Has the temperature warning light on your Audi's dashboard come on? Are you nervous about bringing it to the mechanic, because you expect that it'll be an expensive repair? Sometimes a vehicle's temperature warning light comes on because of severe, pricey problems such as a bad water pump or damaged radiator; but sometimes the problem is small and requires nothing more than a quick, cheap repair. Read on to learn about 3 easy-to-fix problems that might be the cause of your temperature warning light.

Low Oil Level

It's likely that one of the first things you did when your temperature warning light came on was check your car's coolant level, but did you check its oil level, too? 

The parts of your car rub and grind together when in operation. This friction creates an intense heat that would harm your engine if not carried away from it. Thankfully, oil takes care of this problem by both lubricating your vehicle parts to limit friction, and transferring much of the heat that is produced away from your engine.

If you don't have enough oil in your car to do this job, though, your vehicle is bound to overheat. Since Audis are known to consume oil quite rapidly, an inadequate oil level very well may be what's causing your problem. Luckily, engine oil is under $5 a quart at nearly any gas station, auto shop, or box store in the country, making this one of the cheapest and easiest possible fixes for a temperature warning light.

Bad Radiator Cap

The radiator cap in your car is more than just a cap -- it's a pressure valve, too. As the coolant fluid in your car gets hot, it expands and builds pressure. Your radiator cap has a little valve on it that opens when this pressure gets too high, allowing some of the coolant to flow out of the radiator and into an overflow tank. From there, the coolant is cooled off and then circulated back into the cooling system. That is, as long as your radiator cap is functioning properly.

If your radiator cap is stuck closed, or if the gasket is worn allowing pressure to escape too soon, it can cause your car's cooling system to malfunction and throw a temperature warning light.

Before you start researching the price of replacing your entire radiator, check your vehicle's owner's manual to determine the correct pressure setting of your car's radiator cap, and then purchase a new cap with that setting. Make sure your car is turned off and completely cool, and then unscrew the old cap and put the new one on. This repair costs under $10 and less than a minute of your time.

Malfunctioning CTS sensor

Your car's coolant temperature sensor (CTS) constantly monitors the internal temperature of the engine, and then relays that information to your car's computer. The computer then makes adjustments to your fuel injection system, as well as your ignition and valve timing so that your vehicle is always running at optimal performance.

When your CTS isn't working properly, however, your computer won't be able to detect temperature changes and a whole slew of problems might arise. 

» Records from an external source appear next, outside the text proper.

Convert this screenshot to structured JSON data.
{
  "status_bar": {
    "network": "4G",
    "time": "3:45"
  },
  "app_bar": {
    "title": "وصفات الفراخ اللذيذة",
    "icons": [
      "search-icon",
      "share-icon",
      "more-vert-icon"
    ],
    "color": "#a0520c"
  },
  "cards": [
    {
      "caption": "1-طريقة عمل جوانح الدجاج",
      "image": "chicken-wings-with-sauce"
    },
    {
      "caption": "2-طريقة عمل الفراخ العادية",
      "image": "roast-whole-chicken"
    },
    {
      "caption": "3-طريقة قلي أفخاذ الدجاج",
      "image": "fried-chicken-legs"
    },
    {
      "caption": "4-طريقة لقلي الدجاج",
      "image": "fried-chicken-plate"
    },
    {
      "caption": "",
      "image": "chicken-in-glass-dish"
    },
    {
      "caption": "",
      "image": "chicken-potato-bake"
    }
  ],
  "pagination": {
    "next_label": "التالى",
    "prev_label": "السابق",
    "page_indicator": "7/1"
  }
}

If your car's temperature warning light is accompanied by starting problems, or by increased fuel consumption and high emissions (characterized by black smoke coming from your tail pipe), then a malfunctioning CTS is likely your problem. 

If you have a mechanic replace your CTS, you're looking at a fee of roughly $118 - $165. However, if you can locate the sensor and swap it out yourself, you'll spend only the price of the part, which generally runs between $31 and $54.

Just because your Audi's temperature warning light has come on doesn't mean that you're destined for a huge repair bill. Begin your troubleshooting process with the above 3 problems and you might find that your vehicle is far easier and cheaper to fix than you think. If you can't find the problem, however, take your car into an Audi service repair shop.